Lessons from the Battlefield

Designers! We have finally arrived! We are now in great demand. Over the past ten years, design agencies have been acquired by big companies at a great rate. We now have a seat at the table, at the highest leadership levels. We no longer have to justify our value to the business. Design-driven companies outperform their competitors. Design is good for business!

So, what happens now?

Maria Giudice

Designers! We have finally arrived! We are now in great demand. Over the past ten years, design agencies have been acquired by big companies at a great rate. We now have a seat at the table, at the highest leadership levels. We no longer have to justify our value to the business. Design-driven companies outperform their competitors. Design is good for business!

Maria went to Autodesk to help them transition from old school business to design-driven culture. The company was 35 years old and had over 400 designers, but Maria was the first designer to enter at a senior leadership level. She perhaps under-estimated how big a task organisation change is at such a large company.

Changemakers

  • see patterns around them
  • identify the problems
  • organise fluid teams
  • lead collective action
  • continually adapt

(definition by Bill Drayton, founder of Ashoka)

As a changemaker where do you begin? Treat every problem like a design problem; and start with people. She went on a listening tour, visiting all the offices. She hung out with the teams (everyone at every level) and asked five questions.

  1. tell me your story
  2. why did you choose to work here
  3. what’s keeping you up at night
  4. what are your hopes and dreams
  5. how can i help you?

The same problems kept coming up:

  • engineering-focused culture focused on execution
  • no cohesive design community
  • imbalance of power on product teams
  • fragmented access to customers and research
  • quantity of features over quality of experience

Familiar problems, but what to do about them?

Silos kill innovation! They create organisations of efficiency, but they create fiefdoms, self-interested parties. Many companies even intentionally set them to compete. Silos are like mob bosses, they defend their territory and make people stay in their own lane. The end result is maintaining the status quo, which is death to a changemaker.

So the first order of business: bust the silos. Find the coalition of the willing who will support your mission. Create safety in numbers.

For autodesk Maria settled on four guiding principles:

  • ship quality
  • connect experiences
  • focus on customers
  • build community

A key step was organising an internal design conference. A big challenge for someone new, who has never organised an event that big! This meant she had to find the coalition of the willing very quickly, to build the volunteer army required to make it happen. It was a massive shift for the company to begin celebrating design in such a way.

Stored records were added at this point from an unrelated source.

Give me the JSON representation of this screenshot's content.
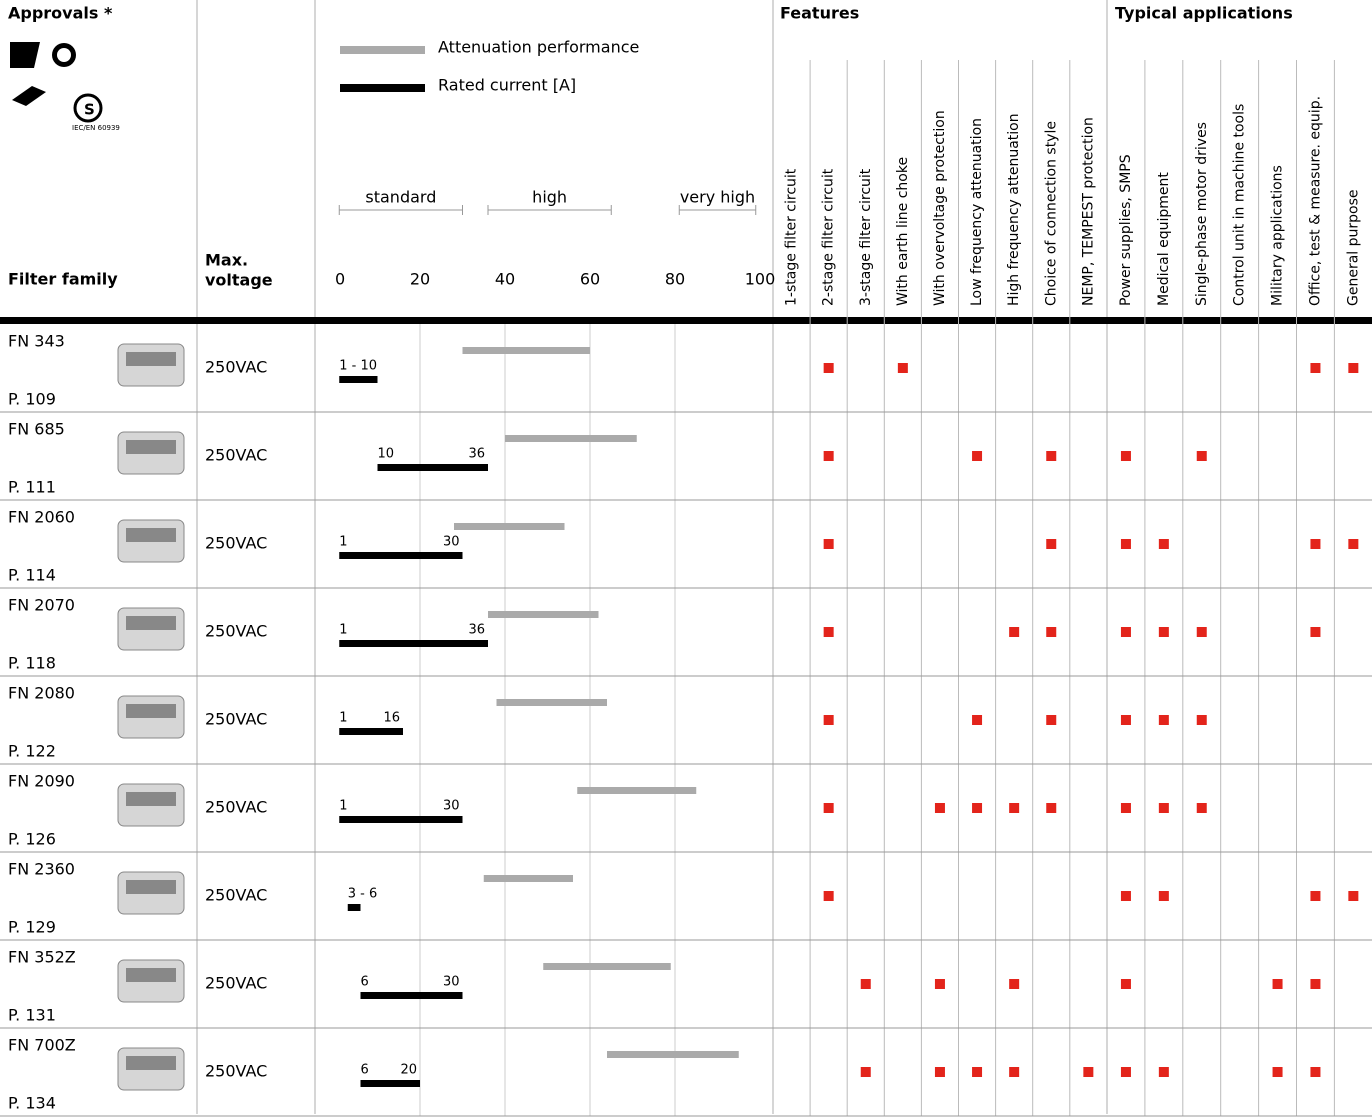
{
  "approvals": {
    "title": "Approvals *",
    "note": "IEC/EN 60939"
  },
  "headers": {
    "filter_family": "Filter family",
    "max_voltage": [
      "Max.",
      "voltage"
    ],
    "features": "Features",
    "applications": "Typical applications"
  },
  "chart_data": {
    "type": "range-bar",
    "legend": [
      {
        "name": "Attenuation performance",
        "color": "#aaaaaa"
      },
      {
        "name": "Rated current [A]",
        "color": "#000000"
      }
    ],
    "bands": [
      {
        "label": "standard",
        "range": [
          1,
          30
        ]
      },
      {
        "label": "high",
        "range": [
          36,
          65
        ]
      },
      {
        "label": "very high",
        "range": [
          81,
          99
        ]
      }
    ],
    "xlim": [
      0,
      100
    ],
    "xticks": [
      0,
      20,
      40,
      60,
      80,
      100
    ],
    "grid": true,
    "mark_color": "#e3241b"
  },
  "columns": {
    "features": [
      "1-stage filter circuit",
      "2-stage filter circuit",
      "3-stage filter circuit",
      "With earth line choke",
      "With overvoltage protection",
      "Low frequency attenuation",
      "High frequency attenuation",
      "Choice of connection style",
      "NEMP, TEMPEST protection"
    ],
    "applications": [
      "Power supplies, SMPS",
      "Medical equipment",
      "Single-phase motor drives",
      "Control unit in machine tools",
      "Military applications",
      "Office, test & measure. equip.",
      "General purpose"
    ]
  },
  "rows": [
    {
      "name": "FN 343",
      "page": "P. 109",
      "voltage": "250VAC",
      "attenuation": [
        30,
        60
      ],
      "current": [
        1,
        10
      ],
      "current_label": "1 - 10",
      "features": [
        false,
        true,
        false,
        true,
        false,
        false,
        false,
        false,
        false
      ],
      "applications": [
        false,
        false,
        false,
        false,
        false,
        true,
        true
      ]
    },
    {
      "name": "FN 685",
      "page": "P. 111",
      "voltage": "250VAC",
      "attenuation": [
        40,
        71
      ],
      "current": [
        10,
        36
      ],
      "features": [
        false,
        true,
        false,
        false,
        false,
        true,
        false,
        true,
        false
      ],
      "applications": [
        true,
        false,
        true,
        false,
        false,
        false,
        false
      ]
    },
    {
      "name": "FN 2060",
      "page": "P. 114",
      "voltage": "250VAC",
      "attenuation": [
        28,
        54
      ],
      "current": [
        1,
        30
      ],
      "features": [
        false,
        true,
        false,
        false,
        false,
        false,
        false,
        true,
        false
      ],
      "applications": [
        true,
        true,
        false,
        false,
        false,
        true,
        true
      ]
    },
    {
      "name": "FN 2070",
      "page": "P. 118",
      "voltage": "250VAC",
      "attenuation": [
        36,
        62
      ],
      "current": [
        1,
        36
      ],
      "features": [
        false,
        true,
        false,
        false,
        false,
        false,
        true,
        true,
        false
      ],
      "applications": [
        true,
        true,
        true,
        false,
        false,
        true,
        false
      ]
    },
    {
      "name": "FN 2080",
      "page": "P. 122",
      "voltage": "250VAC",
      "attenuation": [
        38,
        64
      ],
      "current": [
        1,
        16
      ],
      "features": [
        false,
        true,
        false,
        false,
        false,
        true,
        false,
        true,
        false
      ],
      "applications": [
        true,
        true,
        true,
        false,
        false,
        false,
        false
      ]
    },
    {
      "name": "FN 2090",
      "page": "P. 126",
      "voltage": "250VAC",
      "attenuation": [
        57,
        85
      ],
      "current": [
        1,
        30
      ],
      "features": [
        false,
        true,
        false,
        false,
        true,
        true,
        true,
        true,
        false
      ],
      "applications": [
        true,
        true,
        true,
        false,
        false,
        false,
        false
      ]
    },
    {
      "name": "FN 2360",
      "page": "P. 129",
      "voltage": "250VAC",
      "attenuation": [
        35,
        56
      ],
      "current": [
        3,
        6
      ],
      "current_label": "3 - 6",
      "features": [
        false,
        true,
        false,
        false,
        false,
        false,
        false,
        false,
        false
      ],
      "applications": [
        true,
        true,
        false,
        false,
        false,
        true,
        true
      ]
    },
    {
      "name": "FN 352Z",
      "page": "P. 131",
      "voltage": "250VAC",
      "attenuation": [
        49,
        79
      ],
      "current": [
        6,
        30
      ],
      "features": [
        false,
        false,
        true,
        false,
        true,
        false,
        true,
        false,
        false
      ],
      "applications": [
        true,
        false,
        false,
        false,
        true,
        true,
        false
      ]
    },
    {
      "name": "FN 700Z",
      "page": "P. 134",
      "voltage": "250VAC",
      "attenuation": [
        64,
        95
      ],
      "current": [
        6,
        20
      ],
      "features": [
        false,
        false,
        true,
        false,
        true,
        true,
        true,
        false,
        true
      ],
      "applications": [
        true,
        true,
        false,
        false,
        true,
        true,
        false
      ]
    }
  ]
}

When you join a company as a changemaker, you are optimistic and imagine it will be a clear path to success… but in reality there are very big ups and downs. Failure is inevitable. It sucks. It hurts. It takes time to recover. But it is necessary! If you haven’t failed at anything you probably haven’t taken enough risks.

Many people quit when they hit the big lows. But you have to persist. Bouncing back from failure makes you stronger.

Lessons from the battlefield

  1. Build a coalition of the willing
  2. Executive support is required – continued evangelism from enlightened leaders must be there
  3. Align your work to customer needs and business goals – quantify progress as much as possible
  4. Get shit done – think big, but execute in small chunks. Vision without execution is hallucination!
  5. Make your work visible and memorable – overcommunicate and be transparent
  6. Celebrate and give credit – be inclusive, make it their idea. Share your success by giving it away. Reinforce the fact their idea was brilliant. Create celebration rituals.
  7. You can’t win them all – give up perfection, embrace the art of compromise. Sometimes we have to let things go. Instigate the ‘fucks given’ scale. Everyone has ten fucks to give, so how many of those are you going to spend right now?
  8. Stay true to yourself – authenticity generates respect and trust

Change is hard, uncomfortable and messy. In some cases it’s not worth the fight. But if you think the change is worth fighting for, then fight!